BenchmarkTools.Trial: 
  memory estimate:  1.52 KiB
  allocs estimate:  28
  --------------
  minimum time:     973.900 μs (0.00% GC)
  median time:      1.049 ms (0.00% GC)
  mean time:        1.125 ms (0.00% GC)
  maximum time:     3.419 ms (0.00% GC)
  --------------
  samples:          4416
  evals/sample:     1

# Conclusion

Trial 1: Higher Dimensional Data:

**Function**|**Flux runtime**|**Pytorch Runtime**|**Tensorflow Runtime**|**Flux Memory**|**Pytorch Memory**|**Tensorflow Memory**
:-----:|:-----:|:-----:|:-----:|:-----:|:-----:|:-----:
Conv|294.153 ms|17.902 ms|1.057 ms|73.83 MiB|400 B|2.20 KiB
DepthwiseConv|59.748 ms|90.951 ms**|1.260 ms|73.83 MiB|688 B|2.20 KiB
ConvTranspose|338.793 ms|59.849 ms|1.068 ms|114.28 MiB|416 B|2.20 KiB
Dense|808.073 μs|527.187 μs|2.300 ms|24.25 KiB|400 B|192 B
LSTM|18.129 ms|40.340 ms|146.397 ms|1.38 MiB|1.59 KiB|192 B
RNN|4.770 ms|234.747 μs|64.971 ms|193.02 KiB|192 B|192 B
BatchNorm|16.412 ms|5.932 ms|28.043 ms|25.00 MiB|192 B|192 B
GroupNorm|16.322 ms|4.570 ms|19.457 ms|15.00 MiB|192 B|1.70 KiB
LayerNorm|1.002 μs|6.099 ms|14.670 ms|1.50 KiB|192 B|720 B
CrossCor|275.394 ms|18.884 ms|1.125 ms|73.84 MiB|400 B|1.52 KiB

Trial 0: Lower Dimensionality Data:

**Function**|**Flux runtime**|**Pytorch Runtime**|**Tensorflow Runtime**|**Flux Memory**|**Pytorch Memory**|**Tensorflow Memory**
:-----:|:-----:|:-----:|:-----:|:-----:|:-----:|:-----:
Conv|7.011 μs|31.213 μs|962.888 μs|3.80 KiB|400 B|2.20 KiB
DepthwiseConv|11.024 μs|120.869 μs**|899.810 μs|11.30 KiB|688 B|2.20 KiB
ConvTranspose|18.949 μs|25.888 μs|914.133 μs|19.83 KiB|416 B|2.20 KiB
Dense|432.454 ns|12.770 μs|2.172 ms|592 B|400 B|192 B
LSTM|19.842 ms|73.434 ms|217.620 ms|1.38 MiB|1.59 KiB|192 B
RNN|4.324 ms|272.183 μs|72.779 ms|193.02 KiB|192 B|192 B
BatchNorm|1.430 μs|132.111 μs|26.376 ms |2.28 KiB|192 B|192 B
GroupNorm|4.974 μs|68.747 μs|19.314 ms|2.81 KiB|192 B|1.70 KiB
LayerNorm|704.978 ns|20.479 μs|15.888 ms|880 B|192 B|720 B
CrossCor|7.688 μs|39.505 μs|1.772 ms|4.00 KiB|400 B|1.52 KiB

**_This function was not implemented in Pytorch so I had to use a custom implementation, written by Trevor Standley [https://discuss.pytorch.org/t/using-optimised-depthwise-convolutions/11819/15]._


After rigorous testing, it is seen that Flux outperforms both Pytorch and Tensorflow in runtime for low dimensional data, executing functions several magnitudes faster.
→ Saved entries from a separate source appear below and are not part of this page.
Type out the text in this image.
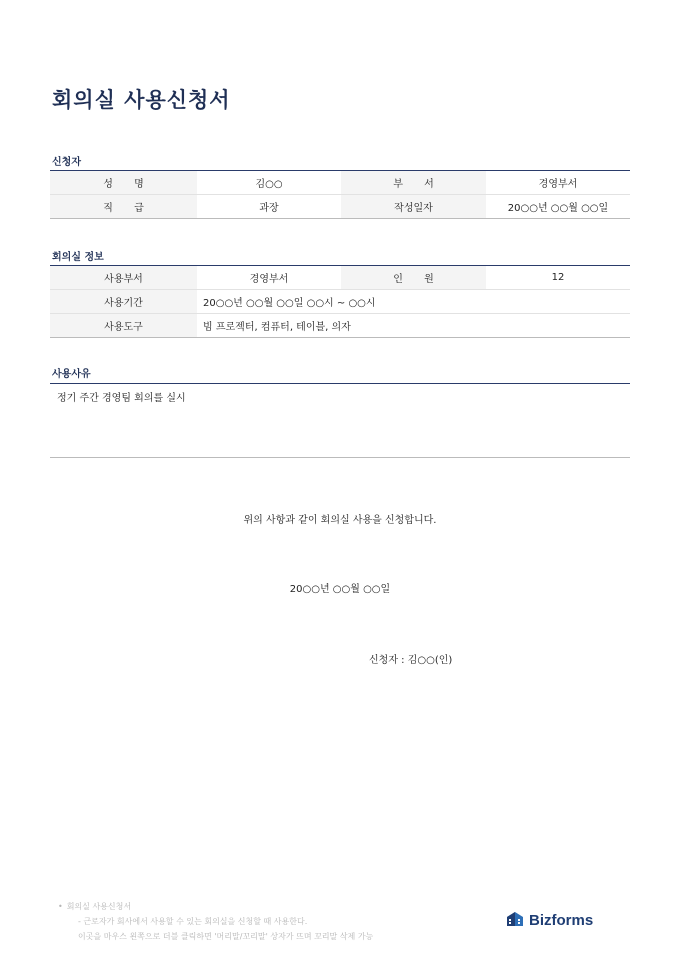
회의실 사용신청서
신청자
성 명	김○○	부 서	경영부서
직 급	과장	작성일자	20○○년 ○○월 ○○일
회의실 정보
사용부서	경영부서	인 원	12
사용기간	20○○년 ○○월 ○○일 ○○시 ~ ○○시		
사용도구	빔 프로젝터, 컴퓨터, 테이블, 의자		
사용사유
정기 주간 경영팀 회의를 실시
위의 사항과 같이 회의실 사용을 신청합니다.
20○○년 ○○월 ○○일
신청자 : 김○○(인)
• 회의실 사용신청서
- 근로자가 회사에서 사용할 수 있는 회의실을 신청할 때 사용한다.
이곳을 마우스 왼쪽으로 더블 클릭하면 '머리말/꼬리말' 상자가 뜨며 꼬리말 삭제 가능
Bizforms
However, this advantage is not maintained when working with high dimensionality data representative of real-world use cases, where Flux performs generally performs worse than Pytorch and Tensorflow. This might be indicative of a scaling problem for data of higher dimensions. In terms of space efficiency, Pytorch performs the best, while Flux and Tensorflow achieve similar performance.